À ce moment, Oso fit entendre un grognement particulier. Ce n’était plus un de ces hurlements plaintifs qui semblaient, au dire du chasseur de bisons, un souvenir donné à un compagnon absent. Il y avait dans l’intonation du dogue comme un accent de sourde colère.

« Qu’est-ce donc que ça, maître Encinas ? demanda le novice alarmé.

– Rien, reprit le chasseur après avoir jeté un regard sur Oso, dont l’œil brilla un instant et s’éteignit. Oso aura rêvé de quelque Indien, et c’est une malédiction qu’il leur adresse en son langage. »

Il était environ cinq heures de l’après-midi, quand les voyageurs sortirent de la tente où ils avaient fait leur sieste.

Le Lac-aux-Bisons présentait alors un aspect moins sauvage, mais non moins pittoresque. Sur ses bords, et à quelque distance de la tente qu’on avait dressée pour le sénateur et pour l’hacendero, s’élevait celle de Rosarita, dont les contours azurés se reflétaient sur la surface limpide de l’eau, au milieu des plantes aquatiques, et se mêlaient avec les images répétées des objets d’alentour.

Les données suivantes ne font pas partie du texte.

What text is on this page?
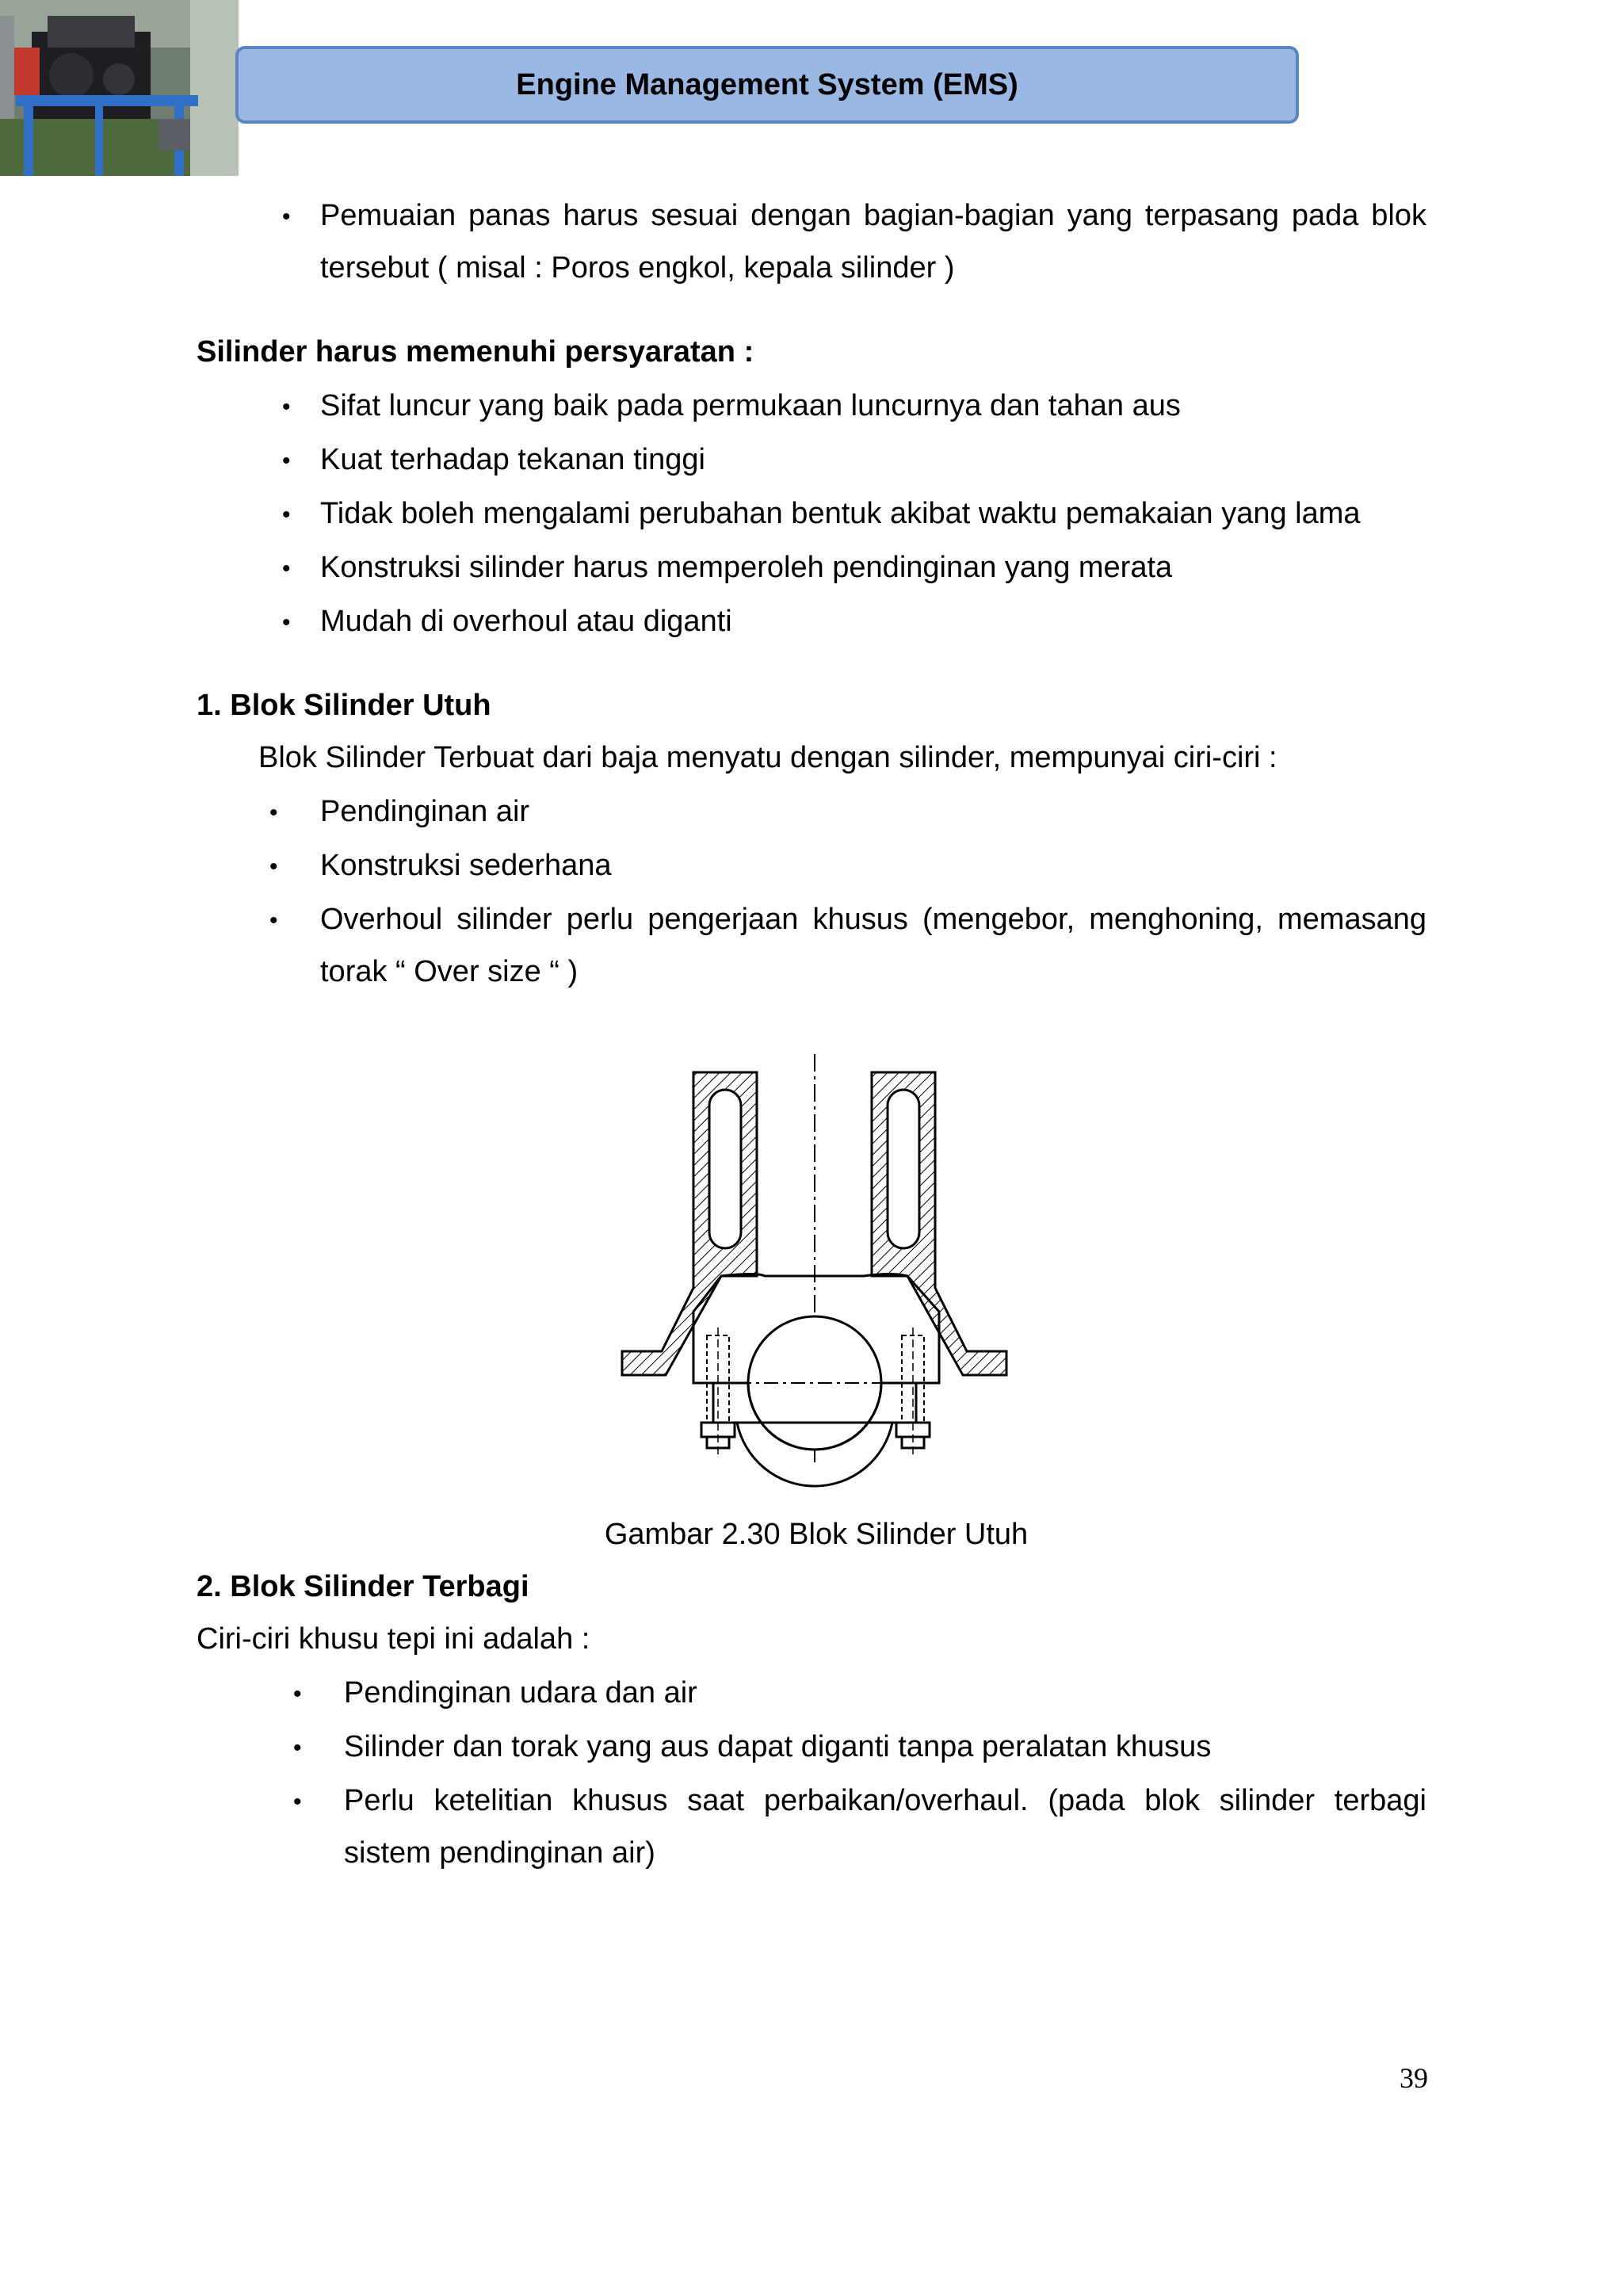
Engine Management System (EMS)
• Pemuaian panas harus sesuai dengan bagian-bagian yang terpasang pada blok
tersebut ( misal : Poros engkol, kepala silinder )
Silinder harus memenuhi persyaratan :
• Sifat luncur yang baik pada permukaan luncurnya dan tahan aus
• Kuat terhadap tekanan tinggi
• Tidak boleh mengalami perubahan bentuk akibat waktu pemakaian yang lama
• Konstruksi silinder harus memperoleh pendinginan yang merata
• Mudah di overhoul atau diganti
1. Blok Silinder Utuh
Blok Silinder Terbuat dari baja menyatu dengan silinder, mempunyai ciri-ciri :
• Pendinginan air
• Konstruksi sederhana
• Overhoul silinder perlu pengerjaan khusus (mengebor, menghoning, memasang
torak “ Over size “ )
Gambar 2.30 Blok Silinder Utuh
2. Blok Silinder Terbagi
Ciri-ciri khusu tepi ini adalah :
• Pendinginan udara dan air
• Silinder dan torak yang aus dapat diganti tanpa peralatan khusus
• Perlu ketelitian khusus saat perbaikan/overhaul. (pada blok silinder terbagi
sistem pendinginan air)
39
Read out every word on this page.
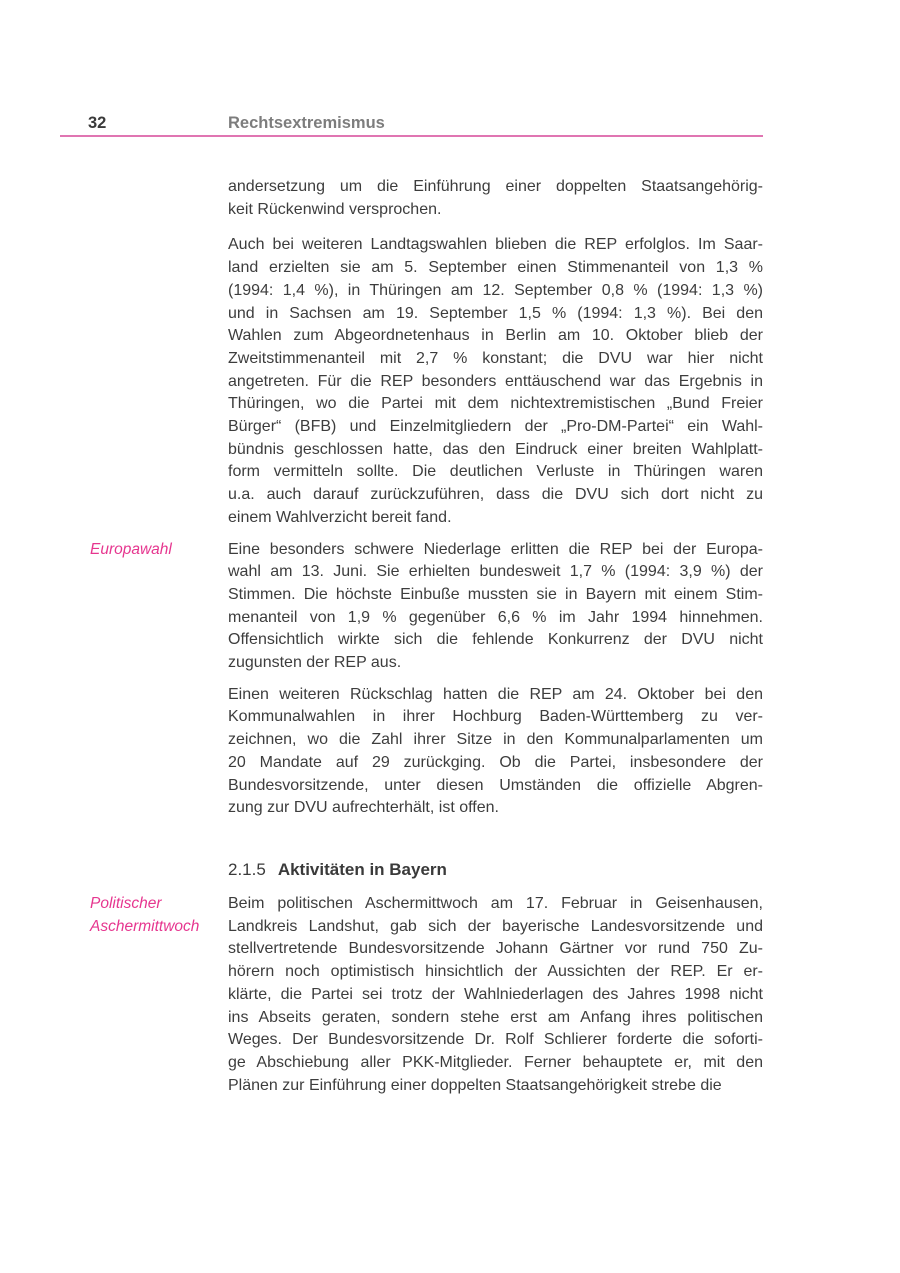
32	Rechtsextremismus
andersetzung um die Einführung einer doppelten Staatsangehörig-
keit Rückenwind versprochen.
Auch bei weiteren Landtagswahlen blieben die REP erfolglos. Im Saar-
land erzielten sie am 5. September einen Stimmenanteil von 1,3 %
(1994: 1,4 %), in Thüringen am 12. September 0,8 % (1994: 1,3 %)
und in Sachsen am 19. September 1,5 % (1994: 1,3 %). Bei den
Wahlen zum Abgeordnetenhaus in Berlin am 10. Oktober blieb der
Zweitstimmenanteil mit 2,7 % konstant; die DVU war hier nicht
angetreten. Für die REP besonders enttäuschend war das Ergebnis in
Thüringen, wo die Partei mit dem nichtextremistischen „Bund Freier
Bürger“ (BFB) und Einzelmitgliedern der „Pro-DM-Partei“ ein Wahl-
bündnis geschlossen hatte, das den Eindruck einer breiten Wahlplatt-
form vermitteln sollte. Die deutlichen Verluste in Thüringen waren
u.a. auch darauf zurückzuführen, dass die DVU sich dort nicht zu
einem Wahlverzicht bereit fand.
Europawahl	Eine besonders schwere Niederlage erlitten die REP bei der Europa-
wahl am 13. Juni. Sie erhielten bundesweit 1,7 % (1994: 3,9 %) der
Stimmen. Die höchste Einbuße mussten sie in Bayern mit einem Stim-
menanteil von 1,9 % gegenüber 6,6 % im Jahr 1994 hinnehmen.
Offensichtlich wirkte sich die fehlende Konkurrenz der DVU nicht
zugunsten der REP aus.
Einen weiteren Rückschlag hatten die REP am 24. Oktober bei den
Kommunalwahlen in ihrer Hochburg Baden-Württemberg zu ver-
zeichnen, wo die Zahl ihrer Sitze in den Kommunalparlamenten um
20 Mandate auf 29 zurückging. Ob die Partei, insbesondere der
Bundesvorsitzende, unter diesen Umständen die offizielle Abgren-
zung zur DVU aufrechterhält, ist offen.
2.1.5 Aktivitäten in Bayern
Politischer
Aschermittwoch
Beim politischen Aschermittwoch am 17. Februar in Geisenhausen,
Landkreis Landshut, gab sich der bayerische Landesvorsitzende und
stellvertretende Bundesvorsitzende Johann Gärtner vor rund 750 Zu-
hörern noch optimistisch hinsichtlich der Aussichten der REP. Er er-
klärte, die Partei sei trotz der Wahlniederlagen des Jahres 1998 nicht
ins Abseits geraten, sondern stehe erst am Anfang ihres politischen
Weges. Der Bundesvorsitzende Dr. Rolf Schlierer forderte die soforti-
ge Abschiebung aller PKK-Mitglieder. Ferner behauptete er, mit den
Plänen zur Einführung einer doppelten Staatsangehörigkeit strebe die
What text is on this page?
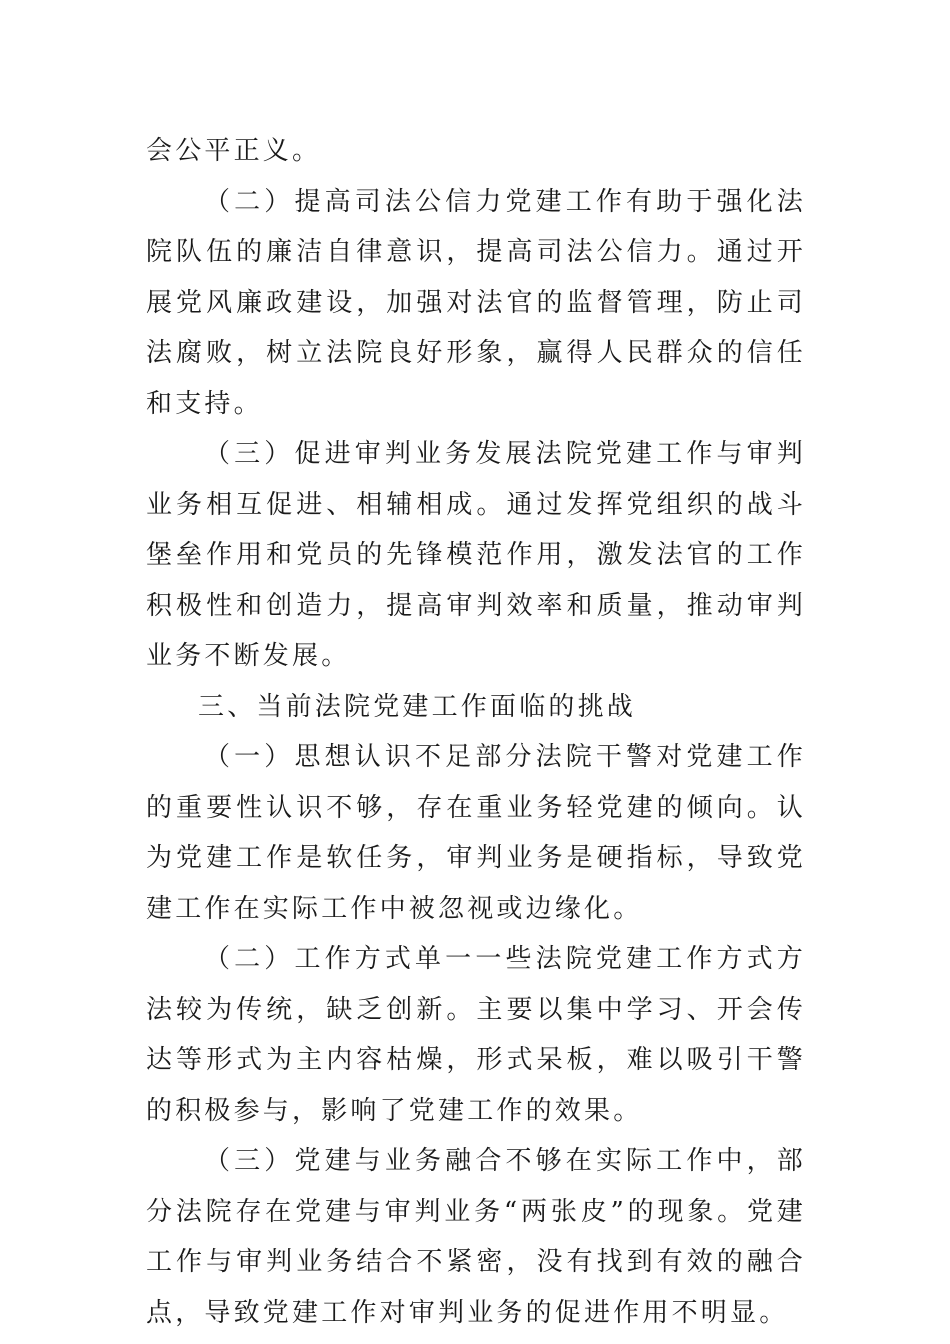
会公平正义。

（二）提高司法公信力党建工作有助于强化法院队伍的廉洁自律意识，提高司法公信力。通过开展党风廉政建设，加强对法官的监督管理，防止司法腐败，树立法院良好形象，赢得人民群众的信任和支持。

（三）促进审判业务发展法院党建工作与审判业务相互促进、相辅相成。通过发挥党组织的战斗堡垒作用和党员的先锋模范作用，激发法官的工作积极性和创造力，提高审判效率和质量，推动审判业务不断发展。

三、当前法院党建工作面临的挑战

（一）思想认识不足部分法院干警对党建工作的重要性认识不够，存在重业务轻党建的倾向。认为党建工作是软任务，审判业务是硬指标，导致党建工作在实际工作中被忽视或边缘化。

（二）工作方式单一一些法院党建工作方式方法较为传统，缺乏创新。主要以集中学习、开会传达等形式为主内容枯燥，形式呆板，难以吸引干警的积极参与，影响了党建工作的效果。

（三）党建与业务融合不够在实际工作中，部分法院存在党建与审判业务“两张皮”的现象。党建工作与审判业务结合不紧密，没有找到有效的融合点，导致党建工作对审判业务的促进作用不明显。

Les chevaux de relais qu’on voyait errer çà et là ou paître l’herbe sous l’ombrage épais de la forêt ; ceux des chasseurs de bisons, allongeant leurs têtes au-dessus des palissades où ils étaient enfermés ; enfin, les deux voyageurs allant au-devant de doña Rosarita, qui sortait de sa tente, vêtue d’une robe d’une blancheur éclatante, et semblait une de ces blanches fleurs des nénufars du lac, tout cet ensemble composait un tableau qu’un peintre eût reproduit avec amour.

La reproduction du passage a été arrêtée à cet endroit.